Casos de Sucesso

O êxito de uma rede social para gays

Grindr tem a participação diária de 700 mil pessoas e continua a ganhar dez mil utilizadores por dia. Joel Simkhai lançou a aplicação sem qualquer intenção de criar um negócio. Hoje o Grindr é um sucesso.

Carlos Afonso Monteiro (www.expresso.pt)
O êxito de uma rede social para <i>gays</i> Grindr

Joel Simkhai não tinha intenções de criar uma empresa. "Comecei sem modelo de negócio, sem plano, sem expectativas", disse o fundador do Grindr à revista "Inc". Mas certas ideias conseguem por si só converter-se em negócios rentáveis, e o Grindr é um exemplo disso mesmo.

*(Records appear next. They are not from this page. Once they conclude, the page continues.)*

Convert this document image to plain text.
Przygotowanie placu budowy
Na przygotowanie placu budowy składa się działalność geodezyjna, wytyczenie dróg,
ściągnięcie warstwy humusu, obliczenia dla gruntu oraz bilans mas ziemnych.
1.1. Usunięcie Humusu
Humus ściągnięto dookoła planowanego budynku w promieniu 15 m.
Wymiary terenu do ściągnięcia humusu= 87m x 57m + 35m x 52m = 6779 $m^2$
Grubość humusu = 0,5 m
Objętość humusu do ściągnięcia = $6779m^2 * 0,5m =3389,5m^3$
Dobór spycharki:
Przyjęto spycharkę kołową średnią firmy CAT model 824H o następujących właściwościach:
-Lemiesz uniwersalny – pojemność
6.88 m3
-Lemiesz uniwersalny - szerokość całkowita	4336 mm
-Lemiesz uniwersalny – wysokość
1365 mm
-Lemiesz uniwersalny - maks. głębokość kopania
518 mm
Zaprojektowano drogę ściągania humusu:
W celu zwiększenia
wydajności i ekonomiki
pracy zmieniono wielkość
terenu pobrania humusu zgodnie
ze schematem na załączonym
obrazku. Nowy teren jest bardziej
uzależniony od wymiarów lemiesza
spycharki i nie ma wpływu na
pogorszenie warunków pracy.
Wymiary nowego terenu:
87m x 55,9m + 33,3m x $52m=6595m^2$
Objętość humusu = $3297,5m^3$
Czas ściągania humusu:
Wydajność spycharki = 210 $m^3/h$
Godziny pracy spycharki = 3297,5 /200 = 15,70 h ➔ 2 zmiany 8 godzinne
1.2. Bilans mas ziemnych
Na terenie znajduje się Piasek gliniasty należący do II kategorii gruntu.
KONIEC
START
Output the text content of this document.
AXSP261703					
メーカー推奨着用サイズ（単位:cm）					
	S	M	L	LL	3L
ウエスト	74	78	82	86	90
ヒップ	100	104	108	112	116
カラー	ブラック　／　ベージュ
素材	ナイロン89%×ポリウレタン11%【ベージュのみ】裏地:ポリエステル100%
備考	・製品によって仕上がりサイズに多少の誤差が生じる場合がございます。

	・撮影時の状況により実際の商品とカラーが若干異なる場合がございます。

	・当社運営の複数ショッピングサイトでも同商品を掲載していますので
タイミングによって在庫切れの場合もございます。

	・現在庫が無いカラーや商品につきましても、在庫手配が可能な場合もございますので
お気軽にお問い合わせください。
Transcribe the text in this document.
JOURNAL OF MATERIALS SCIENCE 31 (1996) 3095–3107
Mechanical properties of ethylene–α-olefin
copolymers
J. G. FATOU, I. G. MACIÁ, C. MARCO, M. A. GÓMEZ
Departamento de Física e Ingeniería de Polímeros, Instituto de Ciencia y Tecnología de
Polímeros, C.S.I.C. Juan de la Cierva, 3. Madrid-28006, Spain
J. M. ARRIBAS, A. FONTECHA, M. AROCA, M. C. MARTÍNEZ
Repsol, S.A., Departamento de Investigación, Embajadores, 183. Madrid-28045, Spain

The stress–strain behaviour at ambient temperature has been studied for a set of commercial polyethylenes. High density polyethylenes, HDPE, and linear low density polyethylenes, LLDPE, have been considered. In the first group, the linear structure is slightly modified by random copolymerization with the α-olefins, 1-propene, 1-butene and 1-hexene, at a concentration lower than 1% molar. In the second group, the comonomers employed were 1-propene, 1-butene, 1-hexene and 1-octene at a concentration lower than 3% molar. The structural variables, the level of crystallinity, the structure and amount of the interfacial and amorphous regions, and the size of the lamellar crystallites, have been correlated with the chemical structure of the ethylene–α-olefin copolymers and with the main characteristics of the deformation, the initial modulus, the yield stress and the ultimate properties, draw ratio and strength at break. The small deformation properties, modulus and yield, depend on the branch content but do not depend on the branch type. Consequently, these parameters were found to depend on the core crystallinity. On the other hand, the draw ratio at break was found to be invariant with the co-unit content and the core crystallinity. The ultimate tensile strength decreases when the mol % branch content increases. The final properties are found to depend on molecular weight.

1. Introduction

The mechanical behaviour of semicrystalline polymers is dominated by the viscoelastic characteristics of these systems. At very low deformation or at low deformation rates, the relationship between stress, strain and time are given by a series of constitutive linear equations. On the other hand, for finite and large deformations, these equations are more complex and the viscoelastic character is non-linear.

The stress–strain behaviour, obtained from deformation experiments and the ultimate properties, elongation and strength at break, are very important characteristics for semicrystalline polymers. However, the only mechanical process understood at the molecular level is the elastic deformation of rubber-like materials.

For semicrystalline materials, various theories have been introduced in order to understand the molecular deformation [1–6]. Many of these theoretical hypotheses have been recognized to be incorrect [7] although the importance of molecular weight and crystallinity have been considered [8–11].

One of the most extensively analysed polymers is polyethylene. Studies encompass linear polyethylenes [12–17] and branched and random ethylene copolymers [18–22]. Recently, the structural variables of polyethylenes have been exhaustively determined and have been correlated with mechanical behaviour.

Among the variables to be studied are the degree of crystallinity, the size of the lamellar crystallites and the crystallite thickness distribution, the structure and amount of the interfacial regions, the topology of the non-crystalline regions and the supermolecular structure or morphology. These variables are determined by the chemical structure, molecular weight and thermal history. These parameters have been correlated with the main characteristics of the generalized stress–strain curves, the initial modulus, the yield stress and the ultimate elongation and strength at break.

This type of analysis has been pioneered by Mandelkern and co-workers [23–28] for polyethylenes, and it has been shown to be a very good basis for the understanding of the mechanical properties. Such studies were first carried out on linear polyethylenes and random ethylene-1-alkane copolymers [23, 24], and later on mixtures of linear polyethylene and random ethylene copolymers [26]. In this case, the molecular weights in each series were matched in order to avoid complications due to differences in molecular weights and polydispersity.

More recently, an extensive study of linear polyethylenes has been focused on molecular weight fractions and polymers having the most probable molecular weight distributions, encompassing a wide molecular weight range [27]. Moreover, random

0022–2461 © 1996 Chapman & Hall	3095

Mas, afinal, o que é o Grindr? Uma rede social baseada numa aplicação móvel e voltada para os namoros. Até aqui nada de novo. Acontece que esta rede é reservada aos homens gays. Desde que foi lançada, em novembro de 2009, a aplicação já acumulou mais de três milhões de utilizadores e conta diariamente com a participação de 700 mil utilizadores.

Apesar de Joel Simkhai ter sido bem-sucedido antes sequer de adotar um plano de negócio, quando percebeu que tinha um soube aproveitá-lo, e começou em 2010 a criar o Blendr , um conceito semelhante ao Grindr mas "para todos" que foi oficialmente lançado em Setembro de 2011.

A ideia surgiu porque as amigas e os amigos heterossexuais de Joel Simkhai pediram-lhe repetidamente que fizesse "um Grindr para todos". Joel levou a ideia tão a sério que aumentou o tamanho da empresa e contratou uma equipa executiva antes de lançar o Blendr.

As plataformas funcionam segundo o mesmo modelo mas são independentes. E, apesar da expansão, Joel garante que não se está a esquecer do Grindr, que continua a ganhar quase 10 mil utilizadores diários. Joel vê o Blendr como mais do mesmo, apesar do seu objetivo principal ter começado por, e continuar a ser, o Grindr.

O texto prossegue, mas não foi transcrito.